There are levels of elitism beyond the most refined audiophile ears. One is making un-processed NCP live recordings, removing the temporal/artistic discontinuities of splicing and overdubbing and other studio artifices, and adding the essential flavor of audience participation, which end-users prefer.
The next is moving your serious listening to a subscription seat in a good concert hall. You can further enjoy daily live music at a modest cost by getting an instrument and lessons (which also has cognitive and health benefits). The most extreme is graduating conservatory and playing music for a living, or being rich enough to support an in-house group of musicians and composers, like Maria de Guise.
Sean Olive made a very informative comment at a JBL headphone seminar sponsored by the AES (he was also the President of that professional organization). Harman developed an “ear training program” based on calibrated headphones and DSP that teaches their engineers and test audiences to hear frequency response deviations. BUT, “Musicians are some of the worst listeners” according to Dr. Olive.

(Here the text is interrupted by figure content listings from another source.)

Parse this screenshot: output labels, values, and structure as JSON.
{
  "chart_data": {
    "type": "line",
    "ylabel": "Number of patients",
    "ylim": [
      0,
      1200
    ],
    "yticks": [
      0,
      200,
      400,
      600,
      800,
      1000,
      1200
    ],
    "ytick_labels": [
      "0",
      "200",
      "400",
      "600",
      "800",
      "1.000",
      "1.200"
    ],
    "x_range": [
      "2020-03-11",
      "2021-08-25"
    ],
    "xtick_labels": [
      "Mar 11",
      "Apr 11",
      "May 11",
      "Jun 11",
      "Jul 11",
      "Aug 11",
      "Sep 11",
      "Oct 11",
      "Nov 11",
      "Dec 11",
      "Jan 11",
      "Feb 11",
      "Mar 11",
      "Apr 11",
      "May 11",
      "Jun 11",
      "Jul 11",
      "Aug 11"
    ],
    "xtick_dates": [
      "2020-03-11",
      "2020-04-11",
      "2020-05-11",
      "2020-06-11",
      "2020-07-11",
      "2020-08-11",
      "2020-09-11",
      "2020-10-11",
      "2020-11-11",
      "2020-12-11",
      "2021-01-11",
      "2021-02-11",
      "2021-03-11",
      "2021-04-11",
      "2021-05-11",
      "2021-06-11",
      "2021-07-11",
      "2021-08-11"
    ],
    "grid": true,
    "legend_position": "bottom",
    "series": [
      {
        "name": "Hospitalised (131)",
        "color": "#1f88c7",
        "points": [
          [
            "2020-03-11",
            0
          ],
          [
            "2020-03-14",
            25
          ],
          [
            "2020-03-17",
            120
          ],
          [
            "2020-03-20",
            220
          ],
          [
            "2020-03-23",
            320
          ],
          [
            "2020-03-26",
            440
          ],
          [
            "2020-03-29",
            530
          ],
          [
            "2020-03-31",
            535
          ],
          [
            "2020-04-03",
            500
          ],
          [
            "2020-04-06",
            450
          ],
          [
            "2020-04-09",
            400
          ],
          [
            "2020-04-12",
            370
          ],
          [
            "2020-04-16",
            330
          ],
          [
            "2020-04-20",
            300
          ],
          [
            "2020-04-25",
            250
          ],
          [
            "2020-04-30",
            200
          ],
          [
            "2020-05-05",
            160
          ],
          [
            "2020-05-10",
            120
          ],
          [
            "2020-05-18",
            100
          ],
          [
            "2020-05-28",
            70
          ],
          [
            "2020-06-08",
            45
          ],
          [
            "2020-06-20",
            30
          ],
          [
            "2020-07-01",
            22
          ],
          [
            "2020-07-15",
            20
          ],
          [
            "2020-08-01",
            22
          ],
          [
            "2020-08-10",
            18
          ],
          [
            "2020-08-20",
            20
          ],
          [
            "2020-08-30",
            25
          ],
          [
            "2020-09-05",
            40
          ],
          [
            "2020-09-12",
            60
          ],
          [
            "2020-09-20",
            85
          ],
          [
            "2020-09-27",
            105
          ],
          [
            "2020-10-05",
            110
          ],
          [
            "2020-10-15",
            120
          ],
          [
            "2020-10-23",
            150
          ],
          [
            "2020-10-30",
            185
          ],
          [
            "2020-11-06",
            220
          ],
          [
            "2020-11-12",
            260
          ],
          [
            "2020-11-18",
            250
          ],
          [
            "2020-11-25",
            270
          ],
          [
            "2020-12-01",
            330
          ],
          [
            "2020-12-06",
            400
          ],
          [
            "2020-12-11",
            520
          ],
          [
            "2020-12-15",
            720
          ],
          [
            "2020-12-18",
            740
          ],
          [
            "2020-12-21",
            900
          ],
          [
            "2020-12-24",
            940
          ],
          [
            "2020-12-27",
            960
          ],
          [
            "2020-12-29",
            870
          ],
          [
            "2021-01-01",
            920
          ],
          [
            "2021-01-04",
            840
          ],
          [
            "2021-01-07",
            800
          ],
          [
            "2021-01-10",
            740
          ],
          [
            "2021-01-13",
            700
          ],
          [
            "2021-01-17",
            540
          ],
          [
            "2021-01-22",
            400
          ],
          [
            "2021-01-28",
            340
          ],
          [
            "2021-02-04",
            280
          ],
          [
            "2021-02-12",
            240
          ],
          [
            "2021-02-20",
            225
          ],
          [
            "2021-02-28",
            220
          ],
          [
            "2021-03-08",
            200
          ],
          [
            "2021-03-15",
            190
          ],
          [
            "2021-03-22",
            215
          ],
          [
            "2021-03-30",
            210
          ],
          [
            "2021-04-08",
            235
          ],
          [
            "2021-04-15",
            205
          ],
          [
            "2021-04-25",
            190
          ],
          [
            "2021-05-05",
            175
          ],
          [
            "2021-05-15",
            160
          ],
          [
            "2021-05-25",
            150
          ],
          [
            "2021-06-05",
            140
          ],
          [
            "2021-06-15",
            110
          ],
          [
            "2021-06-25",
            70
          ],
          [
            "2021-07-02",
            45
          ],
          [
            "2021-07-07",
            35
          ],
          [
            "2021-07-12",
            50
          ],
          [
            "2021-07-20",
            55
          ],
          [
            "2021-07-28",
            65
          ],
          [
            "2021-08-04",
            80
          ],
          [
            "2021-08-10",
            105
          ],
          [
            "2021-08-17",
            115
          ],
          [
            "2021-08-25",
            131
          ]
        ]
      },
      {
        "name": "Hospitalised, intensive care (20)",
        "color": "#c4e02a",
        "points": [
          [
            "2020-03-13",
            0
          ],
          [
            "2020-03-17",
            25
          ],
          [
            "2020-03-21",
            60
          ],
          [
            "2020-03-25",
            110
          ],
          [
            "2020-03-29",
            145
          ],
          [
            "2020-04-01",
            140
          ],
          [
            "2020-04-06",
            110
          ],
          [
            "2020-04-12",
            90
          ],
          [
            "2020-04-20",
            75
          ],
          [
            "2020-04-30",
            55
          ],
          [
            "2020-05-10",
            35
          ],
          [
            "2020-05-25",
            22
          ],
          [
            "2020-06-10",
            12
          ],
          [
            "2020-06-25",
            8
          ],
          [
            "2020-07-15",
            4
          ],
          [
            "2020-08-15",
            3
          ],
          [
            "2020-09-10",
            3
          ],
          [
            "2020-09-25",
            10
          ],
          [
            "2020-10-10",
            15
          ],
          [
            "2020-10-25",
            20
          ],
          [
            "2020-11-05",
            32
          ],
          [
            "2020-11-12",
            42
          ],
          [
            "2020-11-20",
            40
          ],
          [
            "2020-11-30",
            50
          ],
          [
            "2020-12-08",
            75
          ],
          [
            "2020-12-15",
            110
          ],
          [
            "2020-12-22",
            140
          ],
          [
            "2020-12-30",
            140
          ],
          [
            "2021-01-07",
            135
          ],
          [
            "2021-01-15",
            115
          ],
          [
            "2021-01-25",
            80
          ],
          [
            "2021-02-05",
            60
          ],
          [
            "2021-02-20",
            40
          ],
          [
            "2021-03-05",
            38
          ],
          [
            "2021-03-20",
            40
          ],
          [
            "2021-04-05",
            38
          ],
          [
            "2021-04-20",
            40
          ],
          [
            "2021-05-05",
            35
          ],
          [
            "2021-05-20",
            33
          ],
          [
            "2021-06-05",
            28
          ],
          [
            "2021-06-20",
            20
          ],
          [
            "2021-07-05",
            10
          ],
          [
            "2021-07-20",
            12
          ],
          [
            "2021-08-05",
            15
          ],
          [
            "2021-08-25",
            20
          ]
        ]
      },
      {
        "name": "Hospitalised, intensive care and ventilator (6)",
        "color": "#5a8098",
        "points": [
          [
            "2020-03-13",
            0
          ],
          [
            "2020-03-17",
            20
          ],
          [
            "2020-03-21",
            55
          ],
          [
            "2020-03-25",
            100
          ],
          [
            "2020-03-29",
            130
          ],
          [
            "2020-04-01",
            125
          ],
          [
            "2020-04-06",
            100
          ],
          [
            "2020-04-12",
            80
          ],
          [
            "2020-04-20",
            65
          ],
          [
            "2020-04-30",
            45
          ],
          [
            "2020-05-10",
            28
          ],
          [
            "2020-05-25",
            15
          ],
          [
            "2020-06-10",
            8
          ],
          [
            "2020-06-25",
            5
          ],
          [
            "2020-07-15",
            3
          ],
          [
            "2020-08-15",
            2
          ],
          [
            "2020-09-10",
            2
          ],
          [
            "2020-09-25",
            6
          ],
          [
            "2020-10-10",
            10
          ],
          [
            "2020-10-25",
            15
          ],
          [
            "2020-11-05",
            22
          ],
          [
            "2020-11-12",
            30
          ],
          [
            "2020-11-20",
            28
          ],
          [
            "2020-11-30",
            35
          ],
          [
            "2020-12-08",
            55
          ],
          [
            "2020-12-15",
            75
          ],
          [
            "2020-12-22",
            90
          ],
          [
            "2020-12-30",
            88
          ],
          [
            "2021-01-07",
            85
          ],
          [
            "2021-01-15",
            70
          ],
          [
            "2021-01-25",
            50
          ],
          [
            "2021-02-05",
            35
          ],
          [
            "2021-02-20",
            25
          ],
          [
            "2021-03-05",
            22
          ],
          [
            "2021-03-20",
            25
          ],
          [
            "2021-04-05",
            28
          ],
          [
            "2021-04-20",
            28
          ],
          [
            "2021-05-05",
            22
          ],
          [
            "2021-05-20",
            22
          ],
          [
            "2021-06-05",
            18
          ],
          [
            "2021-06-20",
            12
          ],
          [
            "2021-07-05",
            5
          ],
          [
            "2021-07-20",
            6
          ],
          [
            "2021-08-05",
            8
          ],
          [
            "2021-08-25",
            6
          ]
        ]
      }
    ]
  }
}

How can it be that musicians who have trained to tens of thousands of hours of daily live music know the least what music sounds like in recordings? The obvious answer is because frequency response is not the primary criteria for musical accuracy. Something more musically important is lost when you process the dual vectors of true stereo hearing to the pair of scalars (or even 32 channels) in fake stereo/surround, factors not considered in tracking, mixing, mastering and audio gear design.
I agree that elitism can be a positive force, but it has resulted in participatory musical experiences once available at no charge as a part of tribal culture being refined until only the .01% can experience them, and the rest suffer the temporal and spatial distortions inherent in every knob and process in the studio and reproduction chain.
What is really sad, at the same time there are hundreds of thousands of skilled musicians unemployed, under-employed or underpaid in relation to their value to society.